The catch is the lag. A flare usually trails a urate spike by a day or two, long enough that memory blames the wrong meal. The only way to find your own line is to watch scallops against how you actually feel over the days after. Log the portion, the drinks, the timing, and your flare days. Any pattern Bellyweather surfaces is a lead to test with your doctor, not a verdict on scallops.
- Keep portions modest. A few scallops in a mixed dish is a far smaller purine load than a large seared-scallop entree, and the risk climbs with the amount.
- Skip the beer and spirits alongside them. Alcohol, beer especially, raises urate and slows its clearance, so it stacks on top of the shellfish.
- Drink water through the meal and the evening, which helps your kidneys flush uric acid.
- Don't fear the lentils and spinach. Purine-rich plants showed no gout link in the cohorts, so they are fine swaps. If you take allopurinol or another urate-lowering drug, take it consistently, because it does far more for your uric acid than cutting any single food.
Frequently asked questions
Are scallops worse for gout than shrimp?
Not really. On the purine tables the two land close together, both in the moderate-to-high range, roughly 100 to 150 mg per 100 g depending on the source. Scallops are sometimes listed a touch lower than shrimp, sometimes a touch higher. Both are well below organ meats and oily fish like sardines and anchovies. If you are picking a shellfish to eat often, treat them as roughly equivalent and watch the portion.
How many scallops can I eat with gout?
There is no universal number. Most people with well-controlled gout tolerate a modest serving occasionally without trouble. The risk rises with larger and more frequent portions, and with alcohol alongside. Your own tolerance is the thing to learn by tracking, ideally with your clinician.
Will cutting out scallops lower my uric acid much?

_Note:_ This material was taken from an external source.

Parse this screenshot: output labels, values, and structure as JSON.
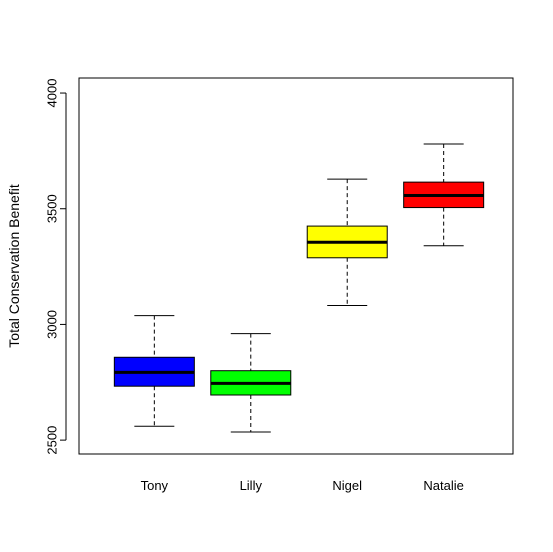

Probably not on its own. Across diet studies, healthy eating patterns move serum urate by a small amount, often under 1 mg/dL, while urate-lowering medication can move it several times that. Avoiding scallops may help at the margins, but it does not replace treatment if your gout is active. This is general information, not medical advice.
If high-purine vegetables don't raise gout risk, why do scallops?
It is one of the clearer surprises in the gout research. In Choi's cohort, purine-rich vegetables like peas, lentils, spinach, and mushrooms showed no link to gout, while seafood and meat did. The likely reasons include lower purine bioavailability from plants and the fiber and other compounds that come with them. So the lever is animal-source purines, not purines in general.
Sources
- Choi HK, Atkinson K, Karlson EW, Willett W, Curhan G. Purine-rich foods, dairy and protein intake, and the risk of gout in men. N Engl J Med (2004) 350:1093-1103 — 47,150 men over 12 years; seafood RR 1.51 (95% CI 1.17-1.95); purine-rich vegetables not associated.
- FitzGerald JD, Dalbeth N, et al. 2020 American College of Rheumatology Guideline for the Management of Gout — allopurinol as preferred first-line urate-lowering therapy; dietary change conditionally recommended and noted to yield only small changes in serum urate.
- Kaneko K, Aoyagi Y, Fukuuchi T, Inazawa K, Yamaoka N. Total purine and purine base content of common foodstuffs for facilitating nutritional therapy for gout and hyperuricemia. Biol Pharm Bull (2014) 37(5):709-721.
- Yokose C, McCormick N, Choi HK. The role of diet in hyperuricemia and gout. Curr Opin Rheumatol (2021) — healthy diet lowers serum urate by a smaller amount (~0.8 mg/dL) than urate-lowering medication; diet is an adjunct, not a replacement.
Bellyweather is a wellness and food-tracking app, not a medical device. This article is for general information only and is not medical advice. Individual tolerances vary — talk to a qualified healthcare professional before making dietary changes related to a health condition.